Chicago Magazine graphic from 2013.
I'm not the only one seeing some Sam Zell and Donald Trump in the new maximum leader of Tribune Publishing, and thus of the Los Angeles Times. Michael Ferro is starting to make even Gannett, which wants the Tribune newspapers, seem like a potential upgrade.
Ken Doctor, the astute newspaper industry observer, points us all to Chicago Magazine’s 2013 profile of Ferro — "neatly captured the outsized ego of the man" — and amasses the reasons not to buy into what Ferro is selling.
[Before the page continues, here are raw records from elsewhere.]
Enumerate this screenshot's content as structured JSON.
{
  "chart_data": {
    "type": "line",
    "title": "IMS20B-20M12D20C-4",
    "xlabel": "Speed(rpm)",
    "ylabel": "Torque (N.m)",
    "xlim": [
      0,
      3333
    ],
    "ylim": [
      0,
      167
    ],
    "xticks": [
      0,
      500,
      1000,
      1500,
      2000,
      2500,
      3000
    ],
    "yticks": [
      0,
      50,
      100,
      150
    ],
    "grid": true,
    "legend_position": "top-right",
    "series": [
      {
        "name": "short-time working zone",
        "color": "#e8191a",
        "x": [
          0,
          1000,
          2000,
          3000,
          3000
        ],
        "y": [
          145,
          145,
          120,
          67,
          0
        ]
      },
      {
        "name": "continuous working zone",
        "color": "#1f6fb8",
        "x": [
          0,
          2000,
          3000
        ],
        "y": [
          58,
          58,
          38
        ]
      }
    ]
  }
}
Writing Wednesday at Politico, Doctor describes Ferro as one of those guys who firehoses ideas nonstop for 15 minutes, wrapping himself in the vernacular of innovation and technology, and when he stops pitching his listeners aren't sure there's much if anything there. "If we are to make historical comparisons, the advent of Michael Ferro as a (probably short-time) newspaper mogul would place him as the illegitimate offspring of swashbuckling Tribune owner Sam Zell and former Freedom Communications CEO Aaron Kushner, a fount of ideas that quickly dried up," Doctor writes.
Over the past month, Ferro has talked to numerous peers in the newspaper industry. Actually, according to several high-placed media executives who briefed me on their conversations with Ferro, the better construction is “talked at.”
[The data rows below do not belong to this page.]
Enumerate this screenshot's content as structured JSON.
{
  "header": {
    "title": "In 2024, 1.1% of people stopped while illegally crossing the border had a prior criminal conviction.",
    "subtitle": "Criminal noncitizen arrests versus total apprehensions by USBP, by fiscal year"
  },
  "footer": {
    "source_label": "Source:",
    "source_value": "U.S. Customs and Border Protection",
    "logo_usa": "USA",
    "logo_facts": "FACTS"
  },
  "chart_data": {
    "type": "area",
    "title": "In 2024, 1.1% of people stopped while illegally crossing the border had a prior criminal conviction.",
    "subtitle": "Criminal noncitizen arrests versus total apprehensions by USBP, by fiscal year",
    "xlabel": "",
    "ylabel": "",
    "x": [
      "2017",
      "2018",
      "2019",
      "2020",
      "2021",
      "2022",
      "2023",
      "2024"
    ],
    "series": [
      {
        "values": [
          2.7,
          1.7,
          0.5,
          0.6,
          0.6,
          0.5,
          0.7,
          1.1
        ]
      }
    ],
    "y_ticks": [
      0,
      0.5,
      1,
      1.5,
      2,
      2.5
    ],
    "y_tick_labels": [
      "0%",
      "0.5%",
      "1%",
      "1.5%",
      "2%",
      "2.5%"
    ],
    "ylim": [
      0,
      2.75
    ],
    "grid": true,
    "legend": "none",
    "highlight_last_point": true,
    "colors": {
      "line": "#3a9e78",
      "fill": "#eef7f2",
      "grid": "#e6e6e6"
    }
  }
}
All those to whom I spoke confidentially describe their hour-plus long sessions as nothing short of bizarre. The common format: Michael Ferro talks for 90% or more of the time, shooting a “firehose” of ideas, largely unpunctuated by questions, opportunities for feedback or responses, or any evidence of self-reflection....No matter how vast the experience or well-burnished the credentials of those in the room, the script is the same: Ferro Uninterruptus.
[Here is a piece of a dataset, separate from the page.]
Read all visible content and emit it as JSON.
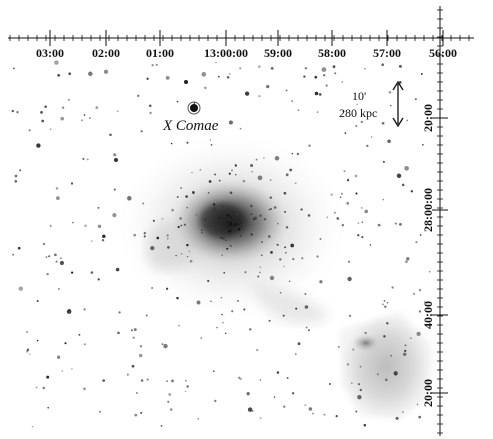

Ferro has already Hollywood-cast himself as a newspaper Jedi — capable of saving the business of newspapering against the most powerful Forces. What has that gained him? Three years ago, the company of stars like Jenny McCarthy and Jim Belushi. More recently, Martin Scorsese and Steven Zaillian.
Onward and upward for the star-struck Ferro, who, as we detailed in February (POLITICO: “Oscar spotlight a dim one for hometown L.A. Times”) attended the Oscars on tickets usually used by working reporters.
But one industry observer’s Hollywood metaphor for Ferro was less kind. “He’s like Butch Cassidy, and he should realize he’ll soon be facing what seems to be the whole Bolivian army.”
Doctor also notes that, even after a decade of you-can't-make-this-up Tribune soap operas, the recent period that saw Ferro buy in to the company, become non-executive chairman, oust CEO Jack Griffin and install editors such as the LAT's Davan Maharaj in the dual role of publisher stands out. "These last four months of Tribune history would seem so astonishingly weird — if you didn’t know about the last decade of Tribune’s troubled life," Doctor writes. Heh.
By the way, Orange County has seen this act before: the newspaper savior who wasn't.
Also this: In a Wall Street Journal analysis of Gannett's $815 million offer and Ferro's delaying response, Ferro shoots down the idea of ever selling the Los Angeles Times by itself. “The L.A. Times is about 50% of the company," Ferro says. "Without it, Tribune would be in terrible shape."